そしてGUIのルール。GUIは、印象や気分次第で最も再配置が頻繁に起こる部分です。なので、ArchiveShelfではGUI層だけに特別な制限を課します。

GUI愚直のルール

  • 実装らしい実装を書かない。
  • 気の利いたソースコードも書かない。

ようするに、GUIだけは思わず蔑んでしまいそうなほど愚直なコードを上から下までダラダラと書き連ねてください、という事です。書き換える時に、手間を惜しむ以上の無念の舌打ちがあってはなりません。GUIは主にフローの実装を行うことになりますが、フロー制御とは、例えばフラグ管理ひとつとっても構造的な安全設計を行いにくく最もヒューマンエラーが起こるシーンになってきます。しかもGUIは気まぐれに仕様変更が起こるものです。愚直のルールとはつまり、そんなGUI製造で、どう転んでもスパゲティを回避するための重要なルールです。リッチな実装を要するGUIを書く唯一の方便は、AppBaseやLogic層に記述する理由を作りそこから呼び出す事です(例えば、何度も再利用できるコンポーネントをAppBaseに記述する、あるいは独立しても再利用できる汎用GUIコンポーネントをLogicに記述するなど)。なお、次の内容に限ってはGUI層にもそれなりに高度な実装が許可されます。

GUIに気の利いた実装を書いて良い例外
  • ArchiveShelfのGUIにしか関係せず、どうしても必要だけど一回しか使わないロジック。
機能らしい機能は原則的にAppBaseクラスの担当です!ただこの場合は他のいずれにも該当しないので仕方ありません。
  • メモリオブジェクトの寿命管理
ユーザー入力は、処理の開始や終了といったフロー制御に対して強い権限を持つため、GUIに書かれる実装のほとんどはメモリの寿命管理になるようにしておいて下さい。
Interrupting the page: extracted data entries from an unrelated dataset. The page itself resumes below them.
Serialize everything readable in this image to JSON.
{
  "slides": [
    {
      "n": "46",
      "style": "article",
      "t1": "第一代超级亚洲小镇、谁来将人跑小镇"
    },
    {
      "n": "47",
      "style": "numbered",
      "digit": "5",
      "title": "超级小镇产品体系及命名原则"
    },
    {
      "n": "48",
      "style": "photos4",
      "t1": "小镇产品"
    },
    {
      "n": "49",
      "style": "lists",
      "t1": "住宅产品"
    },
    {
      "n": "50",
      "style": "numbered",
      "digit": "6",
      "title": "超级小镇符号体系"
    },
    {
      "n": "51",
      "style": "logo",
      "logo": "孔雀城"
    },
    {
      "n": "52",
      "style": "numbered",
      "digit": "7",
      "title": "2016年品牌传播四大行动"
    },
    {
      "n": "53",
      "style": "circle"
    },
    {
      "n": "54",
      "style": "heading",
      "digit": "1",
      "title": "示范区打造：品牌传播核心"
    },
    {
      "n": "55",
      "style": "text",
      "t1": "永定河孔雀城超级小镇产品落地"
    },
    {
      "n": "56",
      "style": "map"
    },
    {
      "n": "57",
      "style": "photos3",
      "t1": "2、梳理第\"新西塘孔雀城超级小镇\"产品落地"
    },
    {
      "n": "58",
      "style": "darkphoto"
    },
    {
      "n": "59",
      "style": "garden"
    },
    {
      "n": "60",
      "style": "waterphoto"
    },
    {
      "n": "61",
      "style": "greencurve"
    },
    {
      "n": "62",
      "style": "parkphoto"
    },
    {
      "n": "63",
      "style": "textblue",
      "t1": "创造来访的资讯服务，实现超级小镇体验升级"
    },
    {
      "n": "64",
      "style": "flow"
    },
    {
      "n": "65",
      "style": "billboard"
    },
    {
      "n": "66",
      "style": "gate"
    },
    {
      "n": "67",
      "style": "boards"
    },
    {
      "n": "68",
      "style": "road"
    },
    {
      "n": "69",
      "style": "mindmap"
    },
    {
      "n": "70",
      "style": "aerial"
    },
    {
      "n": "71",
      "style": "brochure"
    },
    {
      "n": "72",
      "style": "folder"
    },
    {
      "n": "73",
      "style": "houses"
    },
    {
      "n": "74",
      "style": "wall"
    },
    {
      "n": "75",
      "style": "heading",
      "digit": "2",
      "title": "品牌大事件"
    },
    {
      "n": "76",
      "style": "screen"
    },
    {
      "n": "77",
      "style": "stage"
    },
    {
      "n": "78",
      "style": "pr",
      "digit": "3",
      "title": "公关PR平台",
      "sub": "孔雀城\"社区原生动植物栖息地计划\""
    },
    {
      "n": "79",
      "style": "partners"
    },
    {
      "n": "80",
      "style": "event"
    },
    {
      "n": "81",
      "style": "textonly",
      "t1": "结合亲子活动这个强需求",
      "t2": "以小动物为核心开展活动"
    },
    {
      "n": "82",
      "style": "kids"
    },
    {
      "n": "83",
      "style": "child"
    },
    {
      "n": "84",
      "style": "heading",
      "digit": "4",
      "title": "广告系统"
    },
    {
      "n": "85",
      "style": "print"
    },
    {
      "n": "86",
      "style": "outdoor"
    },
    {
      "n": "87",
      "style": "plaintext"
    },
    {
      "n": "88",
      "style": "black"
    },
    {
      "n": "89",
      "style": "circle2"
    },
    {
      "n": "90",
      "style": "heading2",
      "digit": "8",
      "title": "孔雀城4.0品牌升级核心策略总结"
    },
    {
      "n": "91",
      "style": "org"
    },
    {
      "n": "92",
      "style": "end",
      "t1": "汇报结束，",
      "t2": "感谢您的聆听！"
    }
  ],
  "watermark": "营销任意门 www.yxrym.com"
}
これらのルールを組み立てるにあたり、重要な基準となっているのが「そのソースコードはいつメンテを要するか」という点です。大きく分けて、ソフトウェアのソースコードは「環境に依存するとき」「個別の製品仕様に依存するとき」修正・拡張されます。この2属性の組み合わせに従う時は4つの層に分かれますが、.NETの場合は.NET環境が暗黙に約束されるので「環境依存するかどうか」は系統立てるほど考えなくても良い点になっています。なので、個別の製品仕様に依存するかだけで区分けされます。またもう一点、GUIだけはどうしても気まぐれに仕様変更を呼びます。なので、GUIもまた層として独立させ、フローと実装の境界を明確にします。このプロジェクトでは誰にでも全ての層に等しい編集のチャンスがあります。鉄壁のデグレード対策よりも、例えば新要素の開発工数がどうであれ、それを現況にコミットするための影響範囲や必要な工数だけは、誰にでもすぐに算定しやすいことを重要視しています(なお、エクストリームスタイルに近いため、自動文書化ツールとユニットテスト導入を検討しています)。


最後に、ルールというほどではありませんがお願いがあります。

命名するときのお願い

  • 全角文字はやめて!
  • もっと空気を読んで!

舌を巻くようなネーミングは歓迎します。ただ、日本語型名とか、同じ目的の機能を示す単語の言い回しが場所によって何通りも変わったりするのは、さすがにヤメテ!

これは、一部の人間にとっては本当に当たり前すぎる話なんですが、もし、この言わんとすることがチンプンカンプンな時は、ハッカーになろう How To Become A Hacker というドキュメントをチラと読んでみると、ニュアンスをつかむ助けになるかもしれません。

本当の最後に

もっと合理的で効果の出せる方法があれば、これらのルールもアプリケーションの構造も議論して適宜修正していきましょう。なにぶん、プロジェクト創始者が完全なオープンソース初心者(?)ですので、そのへんはヨロシクお願いしたいと思います。